Western Watersheds Project filed a lawsuit against the National Park Service today for allowing damaging and illegal livestock grazing and trailing to continue in Capitol Reef National Park of Utah. The lawsuit contends that the grazing authorizations are inconsistent with the Park Service mandate to protect and preserve nature, and that the permits being issued fall outside of Congressional intent to phase out livestock use of the park.
The Park has authorized livestock grazing that harms the Winkler cactus, the Wright fishhook cactus, and Last Chance townsendia, all federally protected plant species, as well as permitted livestock trailing through Mexican spotted owl habitat in a riparian corridor. The riparian corridor is already heavily degraded but the agency is allowing five more years of damage to occur before taking any remedial action.
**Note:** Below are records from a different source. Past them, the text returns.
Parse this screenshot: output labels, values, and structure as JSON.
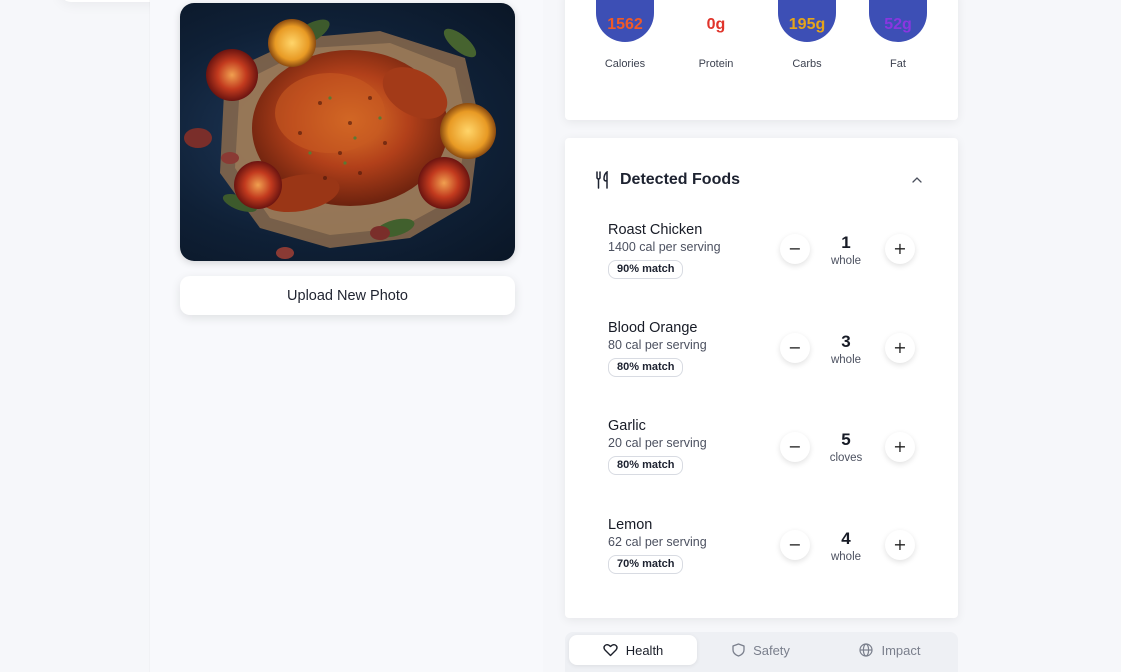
{
  "upload_button_label": "Upload New Photo",
  "photo": {
    "alt": "Roast chicken with blood oranges and lemons on parchment"
  },
  "macros": [
    {
      "value": "1562",
      "label": "Calories",
      "color": "#f05a28",
      "bg": "#3d4fb5"
    },
    {
      "value": "0g",
      "label": "Protein",
      "color": "#e0342b",
      "bg": "#ffffff"
    },
    {
      "value": "195g",
      "label": "Carbs",
      "color": "#e5a41a",
      "bg": "#3d4fb5"
    },
    {
      "value": "52g",
      "label": "Fat",
      "color": "#8a36e0",
      "bg": "#3d4fb5"
    }
  ],
  "foods_section": {
    "title": "Detected Foods"
  },
  "foods": [
    {
      "name": "Roast Chicken",
      "cal": "1400 cal per serving",
      "match": "90% match",
      "qty": "1",
      "unit": "whole"
    },
    {
      "name": "Blood Orange",
      "cal": "80 cal per serving",
      "match": "80% match",
      "qty": "3",
      "unit": "whole"
    },
    {
      "name": "Garlic",
      "cal": "20 cal per serving",
      "match": "80% match",
      "qty": "5",
      "unit": "cloves"
    },
    {
      "name": "Lemon",
      "cal": "62 cal per serving",
      "match": "70% match",
      "qty": "4",
      "unit": "whole"
    }
  ],
  "stepper": {
    "minus": "−",
    "plus": "+"
  },
  "tabs": [
    {
      "label": "Health",
      "icon": "heart-icon"
    },
    {
      "label": "Safety",
      "icon": "shield-icon"
    },
    {
      "label": "Impact",
      "icon": "globe-icon"
    }
  ]
}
Moreover, the legislative mandate was to allow only livestock operators who were using the park at the time of its designation to continue grazing use, and these permits were allowed to be passed on only to direct descendants and heirs of the original operators. Western Watersheds Project has information showing that the current permits are being issued to ineligible operators.
And finally, to make matters worse, the Park Service has added a new trailing route across the Hartnet allotment, and allotment just bought out and retired by the Sagebrush Habitat Conservation Fund last year! In a sneaky scheme, the agency is allowing grazing use to occur on the same lands we paid to close. It’s beyond annoying — it’s also illegal!